40. Pikiran

726 191 32
                                    


Ada author's note di bawah. Tolong dibaca, ya ^^

Enjoy Reading!

——————-

Besok sudah masuk sekolah seperti biasa –dalam artian masuk pagi semua, dan Janu masih terjaga. Hari belum berganti, tapi jalanan di depan sudah sepi. Penjual mie tek-tek keliling sudah lewat dua kali dan tidak akan kembali.
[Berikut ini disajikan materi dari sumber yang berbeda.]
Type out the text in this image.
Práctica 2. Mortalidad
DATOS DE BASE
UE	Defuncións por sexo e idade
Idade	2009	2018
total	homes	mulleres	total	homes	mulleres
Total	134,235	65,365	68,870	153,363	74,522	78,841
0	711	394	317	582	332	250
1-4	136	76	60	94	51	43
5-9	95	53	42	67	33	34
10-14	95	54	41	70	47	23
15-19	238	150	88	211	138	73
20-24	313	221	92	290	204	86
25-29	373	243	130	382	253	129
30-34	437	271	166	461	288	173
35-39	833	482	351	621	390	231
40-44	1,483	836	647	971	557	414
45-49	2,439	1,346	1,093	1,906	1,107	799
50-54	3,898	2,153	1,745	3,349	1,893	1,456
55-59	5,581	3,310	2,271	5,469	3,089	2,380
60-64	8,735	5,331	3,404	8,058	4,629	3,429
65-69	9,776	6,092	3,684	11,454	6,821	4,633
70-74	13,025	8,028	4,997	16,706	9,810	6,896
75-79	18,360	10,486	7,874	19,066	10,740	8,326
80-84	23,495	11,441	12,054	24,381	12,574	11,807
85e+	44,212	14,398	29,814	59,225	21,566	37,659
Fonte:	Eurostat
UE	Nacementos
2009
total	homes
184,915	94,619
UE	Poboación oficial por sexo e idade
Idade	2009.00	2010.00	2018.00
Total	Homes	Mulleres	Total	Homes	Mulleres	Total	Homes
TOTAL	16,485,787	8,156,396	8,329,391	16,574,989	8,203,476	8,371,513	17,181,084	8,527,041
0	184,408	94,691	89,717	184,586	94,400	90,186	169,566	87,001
Namun, Janu masih setia di teras depan dengan berpuntung-puntung rokok.

"Hati-hati, dua kali azan lagi," celetuk Bang Rendra dari balik pintu kos yang terbuka.
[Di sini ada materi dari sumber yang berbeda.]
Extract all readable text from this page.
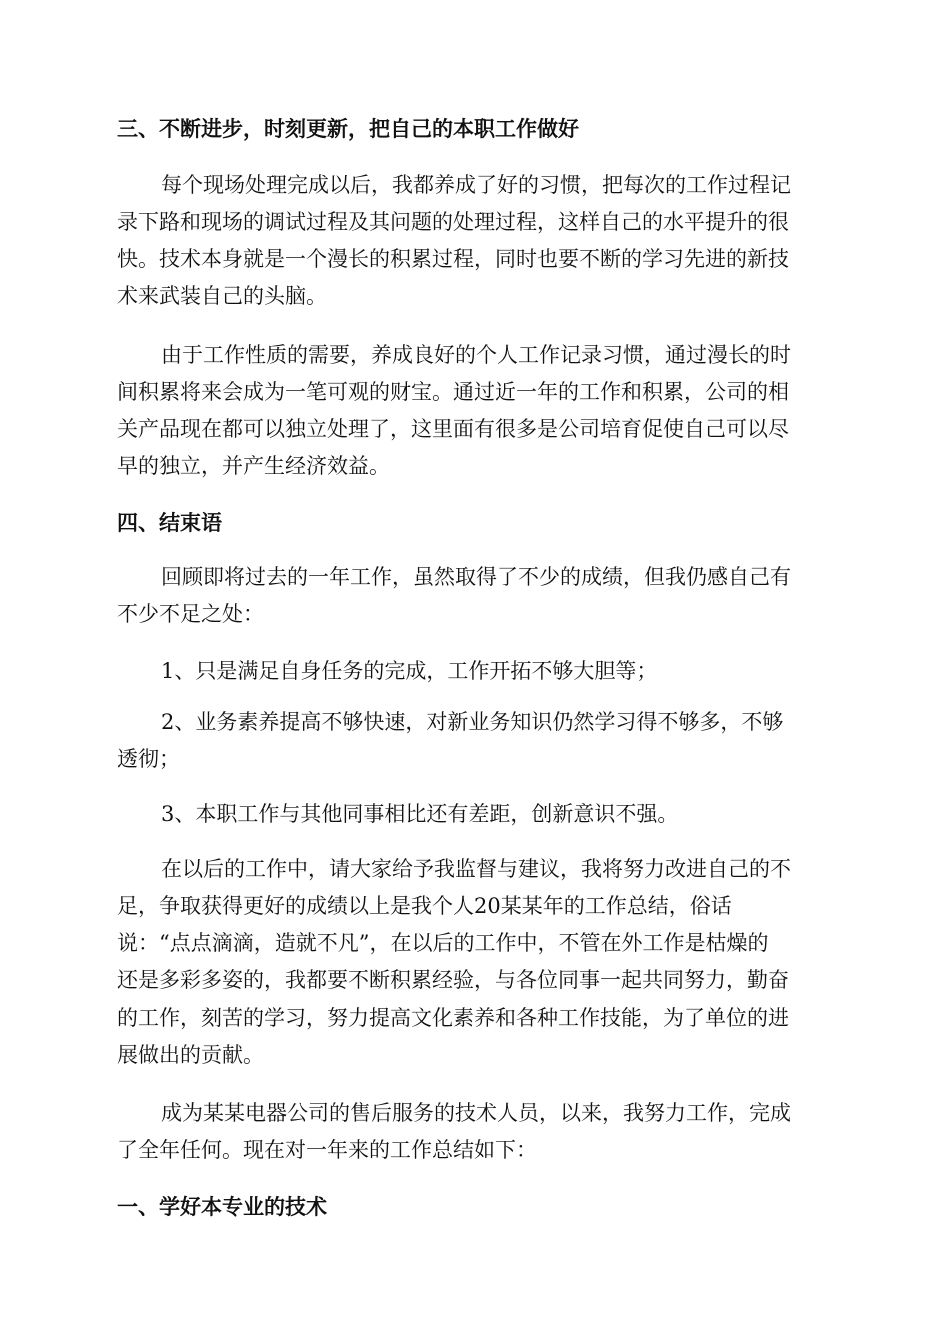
三、不断进步，时刻更新，把自己的本职工作做好
每个现场处理完成以后，我都养成了好的习惯，把每次的工作过程记
录下路和现场的调试过程及其问题的处理过程，这样自己的水平提升的很
快。技术本身就是一个漫长的积累过程，同时也要不断的学习先进的新技
术来武装自己的头脑。
由于工作性质的需要，养成良好的个人工作记录习惯，通过漫长的时
间积累将来会成为一笔可观的财宝。通过近一年的工作和积累，公司的相
关产品现在都可以独立处理了，这里面有很多是公司培育促使自己可以尽
早的独立，并产生经济效益。
四、结束语
回顾即将过去的一年工作，虽然取得了不少的成绩，但我仍感自己有
不少不足之处：
1、只是满足自身任务的完成，工作开拓不够大胆等；
2、业务素养提高不够快速，对新业务知识仍然学习得不够多，不够
透彻；
3、本职工作与其他同事相比还有差距，创新意识不强。
在以后的工作中，请大家给予我监督与建议，我将努力改进自己的不
足，争取获得更好的成绩以上是我个人20某某年的工作总结，俗话
说：“点点滴滴，造就不凡”，在以后的工作中，不管在外工作是枯燥的
还是多彩多姿的，我都要不断积累经验，与各位同事一起共同努力，勤奋
的工作，刻苦的学习，努力提高文化素养和各种工作技能，为了单位的进
展做出的贡献。
成为某某电器公司的售后服务的技术人员，以来，我努力工作，完成
了全年任何。现在对一年来的工作总结如下：
一、学好本专业的技术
Janu menengok dan mengernyit heran. "Apanya?"

"Nyawa lo," jawab anak kuliahan itu asal sebelum langsung kabur ke dalam kamarnya.

Mendengus, Janu kembali tenggelam dalam lamunannya. Dari pukul sembilan hingga setengah dua belas malam, remaja tanggung itu masih setia duduk di dipan teras. Awalnya hanya berniat mabar, lalu setelah selesai malah jadi memikirkan banyak hal.

Ia melirik ke asbak yang ada di sampingnya. Sudah dipenuhi oleh sisa rokok yang entah jumlahnya berapa. Selama belum habis satu bungkus, menurut Janu masih batas aman. Padahal bisa dipastikan besok dia akan batuk terus seharian.

Habis lulus, mau kemana?

Mau jadi apa?

Topik overthinking pertama. Sangat klise dan umum ditemukan pada remaja-remaja seumuran Janu. Apalagi buat anak tahun terakhir dan di jam-jam rawan seperti ini.

Beberapa jam yang lalu juga ayahnya baru menelepon. Bertanya mengenai apa Janu sudah tau mau kuliah di mana. Cowok itu menjawab jujur dan dibalas dengan desahan pasrah. Ayahnya pasti tidak berekspektasi apa-apa kepada anak tengahnya yang sedang merantau.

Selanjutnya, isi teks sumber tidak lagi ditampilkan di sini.